На светофоре заглядываю в «шестерку» Ауди. Теплый салон, дерево, кожа, уютный мягкий свет. Уголок благополучия посреди разгулявшейся стихии. Мужчина с полувековым багажом, с ним девчонка, и вряд ли дочь. Шутят в тепле, сухие, как паек танкиста. Он говорит, она смеется. Смущаются, увидев мое любопытство, но он тут же берет себя в руки, и неоднократно тренированным взором римского прокуратора одаривает мокрого меня.

Светофор приглашает к движению. Трогаемся. Голова болит сильно и разом во всех местах – затылок, виски, лоб. Будто крепко сжали в тисках и придают правильную форму молотком. Напрягает, но это не страшно. Это не главное.

Где-то сзади колесит Генка, почти гений, но все еще мой друг. В такой дождь бесполезно оборачиваться, все равно не увидишь, а воды за воротник набежит.
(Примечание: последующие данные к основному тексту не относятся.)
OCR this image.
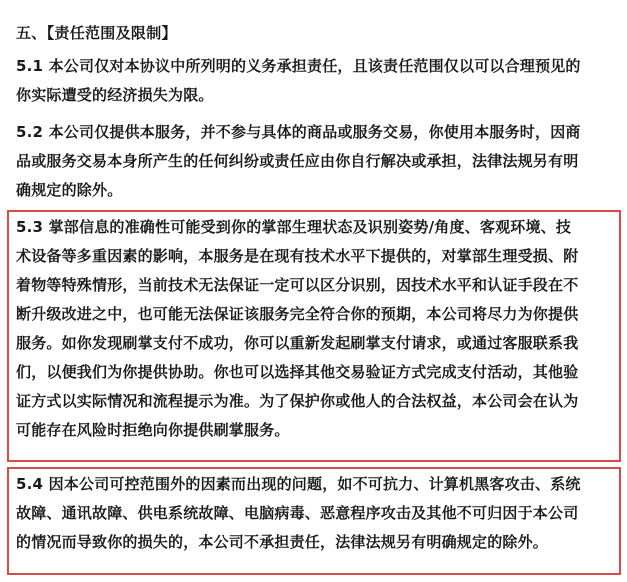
五、【责任范围及限制】
5.1 本公司仅对本协议中所列明的义务承担责任，且该责任范围仅以可以合理预见的
你实际遭受的经济损失为限。
5.2 本公司仅提供本服务，并不参与具体的商品或服务交易，你使用本服务时，因商
品或服务交易本身所产生的任何纠纷或责任应由你自行解决或承担，法律法规另有明
确规定的除外。
5.3 掌部信息的准确性可能受到你的掌部生理状态及识别姿势/角度、客观环境、技
术设备等多重因素的影响，本服务是在现有技术水平下提供的，对掌部生理受损、附
着物等特殊情形，当前技术无法保证一定可以区分识别，因技术水平和认证手段在不
断升级改进之中，也可能无法保证该服务完全符合你的预期，本公司将尽力为你提供
服务。如你发现刷掌支付不成功，你可以重新发起刷掌支付请求，或通过客服联系我
们，以便我们为你提供协助。你也可以选择其他交易验证方式完成支付活动，其他验
证方式以实际情况和流程提示为准。为了保护你或他人的合法权益，本公司会在认为
可能存在风险时拒绝向你提供刷掌服务。
5.4 因本公司可控范围外的因素而出现的问题，如不可抗力、计算机黑客攻击、系统
故障、通讯故障、供电系统故障、电脑病毒、恶意程序攻击及其他不可归因于本公司
的情况而导致你的损失的，本公司不承担责任，法律法规另有明确规定的除外。
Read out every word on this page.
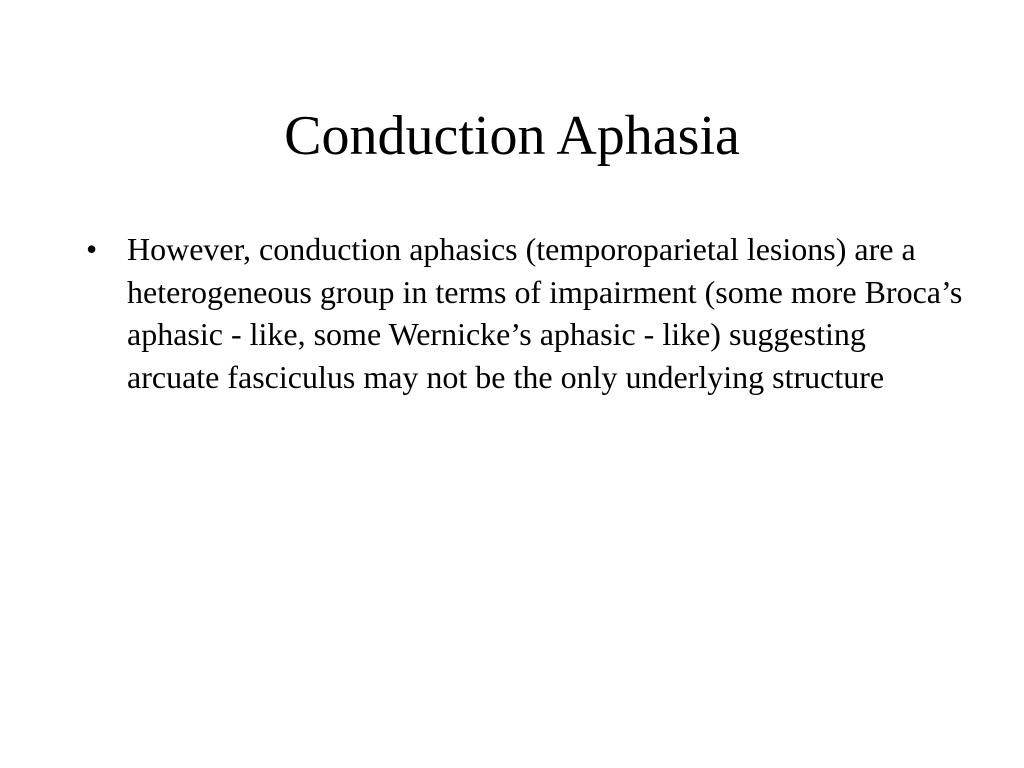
Conduction Aphasia
• However, conduction aphasics (temporoparietal lesions) are a heterogeneous group in terms of impairment (some more Broca’s aphasic - like, some Wernicke’s aphasic - like) suggesting arcuate fasciculus may not be the only underlying structure
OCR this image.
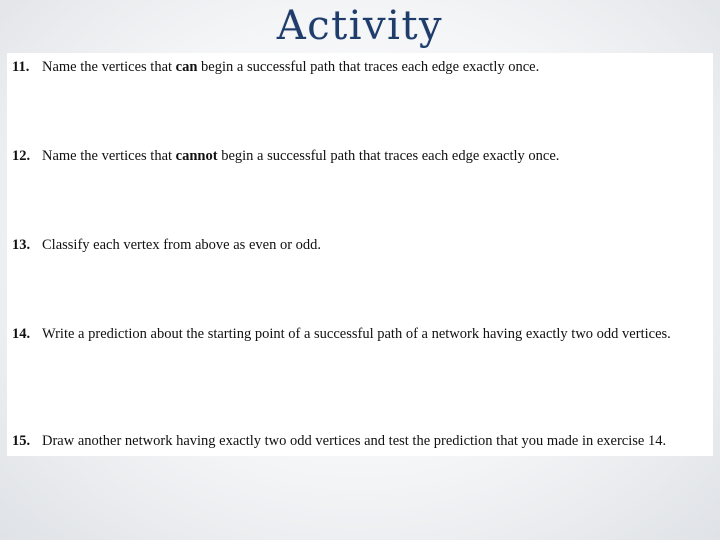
Activity
11. Name the vertices that can begin a successful path that traces each edge exactly once.
12. Name the vertices that cannot begin a successful path that traces each edge exactly once.
13. Classify each vertex from above as even or odd.
14. Write a prediction about the starting point of a successful path of a network having exactly two odd vertices.
15. Draw another network having exactly two odd vertices and test the prediction that you made in exercise 14.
Угол Кирочной, где мы снимали первую квартиру в Питере. На самом углу заведение, в котором делают отличную шаверму, а по ночам с той же виртуозностью пьяные посетители месят друг другу ебало. Мы жили на втором, и мне сейчас очень не хватает порой этих жизнерадостных звуков снизу. Слева – китайский сад, который мы каждый вечер видели из окна и в котором ни разу не побывали. Тогда мы жили втроем – у Генки было тяжело с деньгами, но он выбрал науку, и нам оставалось только верить в него, а мне еще платить за него квартплату. Сейчас он может купить весь этот трехэтажный дом, но и я не бедствую.